During various investigations while he was in office, Mr. Trump has struggled to find — or retain — lawyers to defend him, and the announcement of Mr. Bowers’s hiring capped weeks of frantic searching.
Mr. Trump’s lawyers from his impeachment trial last year are not expected to be involved this time. They include Jay Sekulow, the former White House counsel Pat A. Cipollone and his deputy, Pat Philbin, and another lawyer who worked in the West Wing, Eric Herschmann.
Rudolph W. Giuliani, who worked as Mr. Trump’s personal lawyer during the special counsel’s investigation into whether the Trump campaign in 2016 had colluded with Russian officials, has made no secret of wanting to defend Mr. Trump in the second impeachment trial.
But Mr. Giuliani is a potential witness because he spoke at a rally of Trump supporters on Jan. 6, hours before hundreds marched to the Capitol and rioted. Almost all of Mr. Trump’s advisers blame Mr. Giuliani, who encouraged Mr. Trump’s desire to find ways to overturn the election results and to call their legitimacy into question, for the latest impeachment.

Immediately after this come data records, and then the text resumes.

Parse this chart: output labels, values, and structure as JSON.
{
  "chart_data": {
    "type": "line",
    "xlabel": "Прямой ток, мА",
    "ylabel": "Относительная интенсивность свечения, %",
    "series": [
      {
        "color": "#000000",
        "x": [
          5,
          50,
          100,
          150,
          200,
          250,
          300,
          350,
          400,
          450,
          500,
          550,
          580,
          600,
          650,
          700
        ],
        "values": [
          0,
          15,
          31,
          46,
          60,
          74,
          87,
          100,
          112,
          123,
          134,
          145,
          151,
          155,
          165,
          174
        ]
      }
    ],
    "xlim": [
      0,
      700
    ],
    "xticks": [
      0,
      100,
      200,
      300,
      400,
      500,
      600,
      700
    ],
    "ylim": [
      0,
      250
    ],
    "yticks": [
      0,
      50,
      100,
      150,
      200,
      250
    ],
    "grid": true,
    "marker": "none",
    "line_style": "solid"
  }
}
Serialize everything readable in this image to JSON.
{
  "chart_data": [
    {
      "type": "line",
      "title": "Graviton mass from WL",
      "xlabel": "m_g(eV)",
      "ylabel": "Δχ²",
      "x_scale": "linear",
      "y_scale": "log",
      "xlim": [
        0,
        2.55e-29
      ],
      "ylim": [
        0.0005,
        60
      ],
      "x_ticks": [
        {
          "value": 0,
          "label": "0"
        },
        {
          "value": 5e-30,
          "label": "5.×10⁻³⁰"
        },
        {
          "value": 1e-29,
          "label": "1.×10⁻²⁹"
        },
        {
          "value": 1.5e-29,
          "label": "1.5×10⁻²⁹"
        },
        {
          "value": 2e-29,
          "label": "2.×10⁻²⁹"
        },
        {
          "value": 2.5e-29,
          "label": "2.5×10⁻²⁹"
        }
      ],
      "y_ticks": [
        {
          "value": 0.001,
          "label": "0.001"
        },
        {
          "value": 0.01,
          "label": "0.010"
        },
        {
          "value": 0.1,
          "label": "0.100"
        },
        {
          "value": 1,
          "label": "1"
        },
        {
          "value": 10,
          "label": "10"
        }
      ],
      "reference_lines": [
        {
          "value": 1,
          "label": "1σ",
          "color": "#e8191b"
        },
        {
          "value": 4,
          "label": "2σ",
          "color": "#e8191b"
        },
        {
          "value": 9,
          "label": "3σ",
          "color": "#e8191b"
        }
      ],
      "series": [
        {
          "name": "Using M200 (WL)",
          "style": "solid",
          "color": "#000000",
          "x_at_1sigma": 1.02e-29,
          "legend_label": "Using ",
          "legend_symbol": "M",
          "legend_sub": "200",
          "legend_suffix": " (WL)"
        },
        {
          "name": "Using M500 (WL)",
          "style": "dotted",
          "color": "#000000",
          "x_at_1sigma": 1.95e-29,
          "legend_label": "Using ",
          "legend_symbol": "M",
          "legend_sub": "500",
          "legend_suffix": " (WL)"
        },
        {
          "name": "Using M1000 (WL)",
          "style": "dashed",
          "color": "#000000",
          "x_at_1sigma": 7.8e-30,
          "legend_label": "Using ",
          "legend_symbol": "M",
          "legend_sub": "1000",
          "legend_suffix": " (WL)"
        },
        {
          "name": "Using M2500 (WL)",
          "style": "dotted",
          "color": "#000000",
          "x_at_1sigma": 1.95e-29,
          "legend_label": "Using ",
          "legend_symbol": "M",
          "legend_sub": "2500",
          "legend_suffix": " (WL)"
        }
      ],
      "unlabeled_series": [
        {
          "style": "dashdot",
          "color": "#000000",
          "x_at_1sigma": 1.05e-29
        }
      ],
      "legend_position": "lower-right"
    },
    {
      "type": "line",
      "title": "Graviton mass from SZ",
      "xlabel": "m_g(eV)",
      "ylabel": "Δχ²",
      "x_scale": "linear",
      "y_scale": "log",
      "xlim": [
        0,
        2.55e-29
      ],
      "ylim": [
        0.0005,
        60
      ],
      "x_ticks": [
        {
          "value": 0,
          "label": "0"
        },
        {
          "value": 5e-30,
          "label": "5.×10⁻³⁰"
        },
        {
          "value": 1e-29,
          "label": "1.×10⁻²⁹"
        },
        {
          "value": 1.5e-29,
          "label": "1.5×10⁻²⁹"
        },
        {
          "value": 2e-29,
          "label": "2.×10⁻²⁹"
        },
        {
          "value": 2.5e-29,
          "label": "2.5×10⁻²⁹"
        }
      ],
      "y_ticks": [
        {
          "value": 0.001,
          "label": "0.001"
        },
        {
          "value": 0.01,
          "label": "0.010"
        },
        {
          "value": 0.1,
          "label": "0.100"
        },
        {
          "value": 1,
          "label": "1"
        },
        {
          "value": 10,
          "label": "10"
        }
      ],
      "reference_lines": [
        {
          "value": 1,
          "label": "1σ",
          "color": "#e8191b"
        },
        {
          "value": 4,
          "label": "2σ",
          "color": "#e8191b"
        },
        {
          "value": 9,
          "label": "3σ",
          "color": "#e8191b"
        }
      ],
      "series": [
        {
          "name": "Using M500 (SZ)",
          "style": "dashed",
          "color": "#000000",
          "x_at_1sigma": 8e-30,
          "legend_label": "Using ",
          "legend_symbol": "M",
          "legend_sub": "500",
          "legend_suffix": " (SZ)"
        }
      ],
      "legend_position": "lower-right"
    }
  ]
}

They also blame him in part for Mr. Trump’s first impeachment, which was driven by the former president’s interest in pressuring Ukraine to investigate the Biden family. Mr. Giuliani repeatedly encouraged Mr. Trump to believe baseless allegations related to Mr. Biden’s son, Hunter, and his business activities in Ukraine.
The second impeachment trial is set to begin on Feb. 9. This week, 45 Republican senators voted in support of a measure brought forward by Senator Rand Paul of Kentucky calling the trial unconstitutional because Mr. Trump is no longer in office. That all but five Republican senators voted to challenge the constitutionality of the trial suggested a likely acquittal for Mr. Trump.
Democrats have pushed back, noting that Mr. Trump was impeached by the House while still in office.
Still, the question of constitutionality is likely to be a key part of Mr. Trump’s defense. And his advisers were buoyed by the show of Republican support for the Paul measure, believing it was an indication that Mr. Trump would be spared a conviction.